Ceiling Collapse at Cambodian Shoe Factory Kills 3

Ceiling Collapse at Cambodian Shoe Factory Kills 3

HONG KONG — A ceiling at a small factory making shoes on the outskirts of the capital of Cambodia collapsed on Thursday morning, killing at least two workers [update: 3 workers were killed] and underlining global worries about factory safety in poor countries.

Ken Loo, the secretary general of the Garment Manufacturers Association in Cambodia, said that steel beams holding up a concrete-floored storage area at mezzanine height between two buildings had given way. In addition to the two dead, nine workers were injured, three of them severely, by falling concrete, Mr. Loo said.

The collapse outside the capital, Phnom Penh, came 22 days after the collapse of a garment factory complex in Bangladesh killed at least 1,127 people and prompted an international outcry for multinational retailers to assume more responsibility for the safety of workers at their suppliers.

Mr. Loo said that the factory had been making shoes for Asics, a large Japanese athletic shoe company that is based in Kobe. Naomichi Hatori, a spokesman for Asics, confirmed that the factory, called Wing Star Shoes, made sports shoes for the company. He could not immediately say which market the shoes were shipped to, or whether the plant also made shoes for other brands.

He said Asics “offered its deepest sympathies” to the victims and their families, and that the company would consider actions to revamp safety measures at its overseas suppliers.

Telephone calls to the Wing Star Shoes offices in Kampong Speu, the Cambodian province where the accident took place, were not answered on Thursday, and an e-mail to the company drew no immediate response.

Popular with runners, Asics has been particularly successful in the American market, where it emphasizes corporate responsibility. According to the company’s Web site, the Asics name is an acronym “derived from the Latin phrase, Anima Sana In Corpore Sano — a sound mind in a sound body.”

Bradley Gordon, an American lawyer based in Phnom Penh, said that Cambodia had strong laws on safety and other issues, drafted partly with help from international advisers over the last two decades, but that regulatory enforcement is often weak. Many factories in Cambodia have only been built in the past decade, so building collapses are rare.

Mr. Gordon predicted that the Cambodian government would be genuinely worried about Thursday’s incident and would put a great deal of effort into making sure that there would be no further collapses.

“The garment industry is one of the key industries in Cambodia and is just too important to the government and the population” for a problem like this not to receive considerable scrutiny, he said.

Worker safety advocates were quick to cite Thursday’s incident as further evidence of a need for broad changes in how the West’s clothing and footwear are now made in poor countries.

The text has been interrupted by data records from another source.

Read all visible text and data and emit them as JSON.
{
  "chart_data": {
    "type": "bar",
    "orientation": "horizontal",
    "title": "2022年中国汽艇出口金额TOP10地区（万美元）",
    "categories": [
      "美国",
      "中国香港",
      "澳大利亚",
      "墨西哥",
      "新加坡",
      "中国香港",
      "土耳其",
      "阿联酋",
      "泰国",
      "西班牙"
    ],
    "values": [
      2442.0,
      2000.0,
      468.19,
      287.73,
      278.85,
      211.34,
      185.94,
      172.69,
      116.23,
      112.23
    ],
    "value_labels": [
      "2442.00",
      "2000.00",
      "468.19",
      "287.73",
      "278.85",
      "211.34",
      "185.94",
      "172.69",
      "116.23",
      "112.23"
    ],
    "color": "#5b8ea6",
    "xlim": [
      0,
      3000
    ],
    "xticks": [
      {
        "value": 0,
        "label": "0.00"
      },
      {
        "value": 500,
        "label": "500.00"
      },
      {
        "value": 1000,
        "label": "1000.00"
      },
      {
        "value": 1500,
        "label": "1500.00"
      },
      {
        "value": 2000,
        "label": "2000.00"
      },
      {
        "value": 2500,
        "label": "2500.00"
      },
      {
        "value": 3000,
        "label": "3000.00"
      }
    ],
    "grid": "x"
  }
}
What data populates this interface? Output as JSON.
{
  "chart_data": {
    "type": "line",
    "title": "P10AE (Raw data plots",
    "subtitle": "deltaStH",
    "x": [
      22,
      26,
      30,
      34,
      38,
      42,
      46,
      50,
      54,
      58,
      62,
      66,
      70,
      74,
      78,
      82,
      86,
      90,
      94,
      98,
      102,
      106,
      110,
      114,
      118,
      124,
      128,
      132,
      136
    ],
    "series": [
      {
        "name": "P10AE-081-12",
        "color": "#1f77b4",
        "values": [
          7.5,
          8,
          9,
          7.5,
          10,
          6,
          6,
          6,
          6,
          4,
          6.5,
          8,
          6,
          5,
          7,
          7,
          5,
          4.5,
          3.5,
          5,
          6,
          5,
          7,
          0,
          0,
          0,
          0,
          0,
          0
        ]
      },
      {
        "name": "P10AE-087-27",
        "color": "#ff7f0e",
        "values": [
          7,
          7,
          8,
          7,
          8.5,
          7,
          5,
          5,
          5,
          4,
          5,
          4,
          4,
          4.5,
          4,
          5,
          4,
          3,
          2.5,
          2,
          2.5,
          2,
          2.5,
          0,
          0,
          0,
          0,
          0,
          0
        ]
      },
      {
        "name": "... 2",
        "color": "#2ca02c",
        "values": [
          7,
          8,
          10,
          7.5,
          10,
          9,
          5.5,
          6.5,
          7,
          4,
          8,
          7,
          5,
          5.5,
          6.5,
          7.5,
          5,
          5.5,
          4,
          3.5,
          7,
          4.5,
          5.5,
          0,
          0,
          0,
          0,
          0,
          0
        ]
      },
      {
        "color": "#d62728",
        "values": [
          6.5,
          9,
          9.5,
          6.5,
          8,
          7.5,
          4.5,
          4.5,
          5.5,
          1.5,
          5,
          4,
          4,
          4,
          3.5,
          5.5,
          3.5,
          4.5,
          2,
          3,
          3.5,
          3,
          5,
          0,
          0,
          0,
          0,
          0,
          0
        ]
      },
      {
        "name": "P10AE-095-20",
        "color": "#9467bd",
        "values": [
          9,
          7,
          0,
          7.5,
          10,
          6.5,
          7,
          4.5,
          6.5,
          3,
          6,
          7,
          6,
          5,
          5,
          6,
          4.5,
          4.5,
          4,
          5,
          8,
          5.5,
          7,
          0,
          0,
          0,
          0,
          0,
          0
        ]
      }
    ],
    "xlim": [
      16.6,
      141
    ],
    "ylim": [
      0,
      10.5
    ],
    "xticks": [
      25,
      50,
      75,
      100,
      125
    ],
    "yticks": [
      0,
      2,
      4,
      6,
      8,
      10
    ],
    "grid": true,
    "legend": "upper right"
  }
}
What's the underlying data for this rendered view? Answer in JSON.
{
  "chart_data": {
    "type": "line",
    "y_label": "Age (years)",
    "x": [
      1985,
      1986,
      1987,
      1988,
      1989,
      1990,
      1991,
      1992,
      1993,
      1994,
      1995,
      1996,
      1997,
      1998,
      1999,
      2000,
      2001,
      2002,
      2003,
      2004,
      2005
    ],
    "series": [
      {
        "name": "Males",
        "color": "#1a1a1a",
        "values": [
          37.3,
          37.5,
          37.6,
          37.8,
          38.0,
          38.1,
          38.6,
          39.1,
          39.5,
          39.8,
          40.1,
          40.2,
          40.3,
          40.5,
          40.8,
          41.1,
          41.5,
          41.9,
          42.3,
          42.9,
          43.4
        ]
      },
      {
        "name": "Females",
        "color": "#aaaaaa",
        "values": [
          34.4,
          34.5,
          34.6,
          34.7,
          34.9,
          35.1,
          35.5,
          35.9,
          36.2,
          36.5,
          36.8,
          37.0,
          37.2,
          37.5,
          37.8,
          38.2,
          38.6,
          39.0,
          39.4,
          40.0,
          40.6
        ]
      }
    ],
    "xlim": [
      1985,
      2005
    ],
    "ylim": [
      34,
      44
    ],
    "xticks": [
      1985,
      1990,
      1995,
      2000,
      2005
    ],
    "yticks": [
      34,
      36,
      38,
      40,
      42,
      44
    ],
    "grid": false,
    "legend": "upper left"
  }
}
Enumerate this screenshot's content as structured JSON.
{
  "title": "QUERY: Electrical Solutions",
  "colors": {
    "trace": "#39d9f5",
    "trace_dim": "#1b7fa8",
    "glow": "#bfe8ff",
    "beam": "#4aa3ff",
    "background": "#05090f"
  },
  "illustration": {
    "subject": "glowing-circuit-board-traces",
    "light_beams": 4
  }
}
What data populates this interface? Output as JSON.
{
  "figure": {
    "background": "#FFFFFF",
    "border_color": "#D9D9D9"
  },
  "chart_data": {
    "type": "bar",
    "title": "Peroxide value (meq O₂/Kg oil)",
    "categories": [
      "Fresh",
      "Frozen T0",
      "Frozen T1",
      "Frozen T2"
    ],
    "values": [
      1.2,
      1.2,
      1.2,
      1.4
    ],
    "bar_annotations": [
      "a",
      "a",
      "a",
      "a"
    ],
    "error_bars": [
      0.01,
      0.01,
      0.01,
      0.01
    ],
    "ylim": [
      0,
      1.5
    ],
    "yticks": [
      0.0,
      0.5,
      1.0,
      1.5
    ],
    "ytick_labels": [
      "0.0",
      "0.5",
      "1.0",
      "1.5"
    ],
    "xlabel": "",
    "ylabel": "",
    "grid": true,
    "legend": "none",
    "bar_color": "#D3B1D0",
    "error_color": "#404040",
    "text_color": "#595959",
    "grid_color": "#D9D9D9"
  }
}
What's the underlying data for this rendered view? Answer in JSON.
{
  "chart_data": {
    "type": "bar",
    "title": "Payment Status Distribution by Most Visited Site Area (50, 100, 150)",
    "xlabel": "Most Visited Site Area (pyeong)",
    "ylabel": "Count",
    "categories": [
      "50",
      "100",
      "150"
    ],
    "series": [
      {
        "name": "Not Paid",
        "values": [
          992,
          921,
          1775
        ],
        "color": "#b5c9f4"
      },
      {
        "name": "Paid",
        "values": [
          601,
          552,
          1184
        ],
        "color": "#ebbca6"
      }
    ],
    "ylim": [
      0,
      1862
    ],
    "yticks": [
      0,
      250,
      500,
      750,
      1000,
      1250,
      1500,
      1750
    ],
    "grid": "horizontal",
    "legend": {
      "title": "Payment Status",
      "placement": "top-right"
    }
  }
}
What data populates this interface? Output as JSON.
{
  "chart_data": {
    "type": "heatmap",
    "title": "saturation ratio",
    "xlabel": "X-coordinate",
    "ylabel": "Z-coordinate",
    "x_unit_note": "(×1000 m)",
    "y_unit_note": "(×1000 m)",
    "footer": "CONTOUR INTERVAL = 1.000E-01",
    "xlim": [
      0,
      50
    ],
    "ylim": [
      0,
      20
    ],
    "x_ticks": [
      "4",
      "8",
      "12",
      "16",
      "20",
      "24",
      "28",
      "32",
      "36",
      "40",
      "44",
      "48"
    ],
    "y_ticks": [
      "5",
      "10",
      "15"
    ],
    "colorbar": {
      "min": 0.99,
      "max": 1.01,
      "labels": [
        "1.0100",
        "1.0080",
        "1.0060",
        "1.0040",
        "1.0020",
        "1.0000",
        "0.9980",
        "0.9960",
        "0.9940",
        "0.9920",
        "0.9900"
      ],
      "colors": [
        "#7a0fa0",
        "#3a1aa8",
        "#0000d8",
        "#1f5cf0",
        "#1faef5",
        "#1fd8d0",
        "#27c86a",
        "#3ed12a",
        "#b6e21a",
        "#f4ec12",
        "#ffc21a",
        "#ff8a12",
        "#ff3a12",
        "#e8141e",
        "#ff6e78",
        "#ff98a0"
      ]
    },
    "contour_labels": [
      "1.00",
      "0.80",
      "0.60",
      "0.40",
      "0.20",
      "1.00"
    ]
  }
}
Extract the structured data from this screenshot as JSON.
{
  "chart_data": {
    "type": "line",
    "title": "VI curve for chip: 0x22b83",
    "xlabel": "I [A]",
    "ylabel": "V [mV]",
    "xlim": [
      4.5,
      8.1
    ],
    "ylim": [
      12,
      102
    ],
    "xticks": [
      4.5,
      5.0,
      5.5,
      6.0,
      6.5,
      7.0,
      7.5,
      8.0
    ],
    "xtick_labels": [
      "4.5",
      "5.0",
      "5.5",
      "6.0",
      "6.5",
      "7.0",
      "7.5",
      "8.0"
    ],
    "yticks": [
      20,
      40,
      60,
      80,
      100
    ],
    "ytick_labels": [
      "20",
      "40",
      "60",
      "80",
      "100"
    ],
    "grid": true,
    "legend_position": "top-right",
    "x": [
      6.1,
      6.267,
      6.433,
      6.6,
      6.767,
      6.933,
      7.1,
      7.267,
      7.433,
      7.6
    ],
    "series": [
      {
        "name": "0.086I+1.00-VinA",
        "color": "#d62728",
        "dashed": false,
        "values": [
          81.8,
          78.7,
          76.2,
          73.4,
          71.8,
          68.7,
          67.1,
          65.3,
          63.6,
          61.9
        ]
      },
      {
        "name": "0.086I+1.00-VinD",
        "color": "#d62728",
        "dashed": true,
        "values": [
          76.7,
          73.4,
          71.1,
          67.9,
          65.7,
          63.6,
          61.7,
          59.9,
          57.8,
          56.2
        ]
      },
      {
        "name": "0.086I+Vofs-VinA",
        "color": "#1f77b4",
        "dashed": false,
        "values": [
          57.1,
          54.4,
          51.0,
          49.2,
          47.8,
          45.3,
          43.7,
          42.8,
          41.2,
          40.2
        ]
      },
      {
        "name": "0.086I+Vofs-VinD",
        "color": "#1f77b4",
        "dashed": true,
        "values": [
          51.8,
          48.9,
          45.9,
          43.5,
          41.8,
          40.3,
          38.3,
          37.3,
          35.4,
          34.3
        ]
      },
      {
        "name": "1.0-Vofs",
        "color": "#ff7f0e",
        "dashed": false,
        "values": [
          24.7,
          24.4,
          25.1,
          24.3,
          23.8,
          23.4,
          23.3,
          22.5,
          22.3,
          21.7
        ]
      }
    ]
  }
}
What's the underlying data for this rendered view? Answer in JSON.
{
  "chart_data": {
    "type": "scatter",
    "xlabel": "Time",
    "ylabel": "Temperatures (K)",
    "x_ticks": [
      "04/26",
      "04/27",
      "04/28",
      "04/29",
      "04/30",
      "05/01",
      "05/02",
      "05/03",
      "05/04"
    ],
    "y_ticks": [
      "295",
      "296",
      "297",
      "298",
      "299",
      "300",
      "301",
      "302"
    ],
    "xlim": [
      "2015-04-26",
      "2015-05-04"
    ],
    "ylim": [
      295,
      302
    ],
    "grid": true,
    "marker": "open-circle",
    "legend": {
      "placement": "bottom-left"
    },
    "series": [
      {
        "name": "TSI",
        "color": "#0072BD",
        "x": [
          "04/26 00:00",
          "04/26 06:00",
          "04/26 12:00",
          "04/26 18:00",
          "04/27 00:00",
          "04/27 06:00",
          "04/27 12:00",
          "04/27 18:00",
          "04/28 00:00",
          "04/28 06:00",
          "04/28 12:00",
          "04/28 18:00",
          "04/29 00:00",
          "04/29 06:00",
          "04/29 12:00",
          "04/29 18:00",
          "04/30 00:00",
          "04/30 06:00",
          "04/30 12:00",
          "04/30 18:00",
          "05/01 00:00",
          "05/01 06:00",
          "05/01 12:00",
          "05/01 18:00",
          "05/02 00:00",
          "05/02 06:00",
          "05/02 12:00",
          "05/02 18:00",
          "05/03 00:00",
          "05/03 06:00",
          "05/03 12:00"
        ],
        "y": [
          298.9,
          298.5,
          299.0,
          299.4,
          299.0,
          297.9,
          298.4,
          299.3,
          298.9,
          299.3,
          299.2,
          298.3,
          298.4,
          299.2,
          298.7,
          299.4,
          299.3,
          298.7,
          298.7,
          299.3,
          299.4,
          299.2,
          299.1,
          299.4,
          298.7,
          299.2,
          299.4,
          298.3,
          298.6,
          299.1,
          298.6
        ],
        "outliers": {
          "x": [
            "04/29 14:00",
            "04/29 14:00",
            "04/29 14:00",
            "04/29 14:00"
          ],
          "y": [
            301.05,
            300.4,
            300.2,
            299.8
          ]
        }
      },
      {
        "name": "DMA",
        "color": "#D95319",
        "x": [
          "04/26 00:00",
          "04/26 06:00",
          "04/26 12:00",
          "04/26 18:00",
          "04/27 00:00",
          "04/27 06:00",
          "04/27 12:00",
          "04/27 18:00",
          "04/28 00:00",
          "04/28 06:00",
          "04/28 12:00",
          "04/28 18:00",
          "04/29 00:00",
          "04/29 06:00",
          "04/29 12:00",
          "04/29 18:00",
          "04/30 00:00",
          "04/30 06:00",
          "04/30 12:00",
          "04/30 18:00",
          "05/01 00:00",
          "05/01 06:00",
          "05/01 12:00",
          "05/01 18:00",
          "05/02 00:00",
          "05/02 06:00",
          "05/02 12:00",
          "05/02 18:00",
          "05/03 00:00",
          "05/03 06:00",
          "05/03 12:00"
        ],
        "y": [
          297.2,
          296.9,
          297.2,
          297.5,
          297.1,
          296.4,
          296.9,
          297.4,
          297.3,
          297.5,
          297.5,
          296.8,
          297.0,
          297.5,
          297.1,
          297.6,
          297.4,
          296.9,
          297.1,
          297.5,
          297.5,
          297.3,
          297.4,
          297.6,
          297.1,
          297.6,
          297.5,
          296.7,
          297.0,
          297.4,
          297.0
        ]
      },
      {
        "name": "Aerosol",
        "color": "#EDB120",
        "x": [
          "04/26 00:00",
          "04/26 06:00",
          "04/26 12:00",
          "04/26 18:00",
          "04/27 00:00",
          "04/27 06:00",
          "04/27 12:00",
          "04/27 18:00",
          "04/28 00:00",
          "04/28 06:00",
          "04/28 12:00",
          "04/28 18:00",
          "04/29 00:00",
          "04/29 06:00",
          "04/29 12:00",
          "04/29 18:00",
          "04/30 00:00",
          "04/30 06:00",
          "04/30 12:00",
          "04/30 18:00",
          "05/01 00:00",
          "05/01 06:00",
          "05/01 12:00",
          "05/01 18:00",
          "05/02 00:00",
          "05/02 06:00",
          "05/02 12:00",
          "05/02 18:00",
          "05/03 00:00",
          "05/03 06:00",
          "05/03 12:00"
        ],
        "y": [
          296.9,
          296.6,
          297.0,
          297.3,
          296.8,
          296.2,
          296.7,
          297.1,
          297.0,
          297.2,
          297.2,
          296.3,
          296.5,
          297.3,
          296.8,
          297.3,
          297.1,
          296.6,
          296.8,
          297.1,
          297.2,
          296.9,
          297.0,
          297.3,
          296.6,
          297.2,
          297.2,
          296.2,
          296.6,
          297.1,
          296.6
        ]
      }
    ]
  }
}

“The shoe and garment industry is built upon huge profits and little concern for the well-being of their workers,” said Tessel Pauli, a spokeswoman for the Clean Clothes Campaign. “It is inherently unsafe and dangerous to work in. As long as workers are marginalized and deprived of their basic rights, the situation will not improve.”

Multinational clothing retailers have been considering Cambodia as one of several countries that could be alternatives to Bangladesh for manufacturing. Cambodia has some of the lowest labor costs in Asia, with workers earning $120 a month in salary and benefits before overtime, but that compares with just $37 in Bangladesh.

Bruce Rockowitz, the group president and chief executive at Hong Kong-based Li & Fung, one of the world’s largest sourcing companies, said in a telephone interview on Wednesday, before the Cambodian factory collapse, that the collapse of the factory in Bangladesh had already taught multinationals that visual inspections of factories’ structural stability was not enough.

“We visually always inspected them, but you need true engineers,” he said.

The far lower death toll from Thursday’s incident at the Cambodian factory, a low steel structure, than from the collapse of the eight-story Rana Plaza complex on the outskirts of Dhaka three weeks ago could intensify pressure on retailers to avoid buying from multistory factories. Any such shift could put Bangladesh, India and Pakistan at a disadvantage.

Factories in South Asia have tended to be taller because countries in that region have lagged in highway and road construction, and land prices have soared in those areas that do have good road access. In Bangladesh, factory owners have also complained of problems in persuading utilities to provide electricity and water connections suitable for larger sites.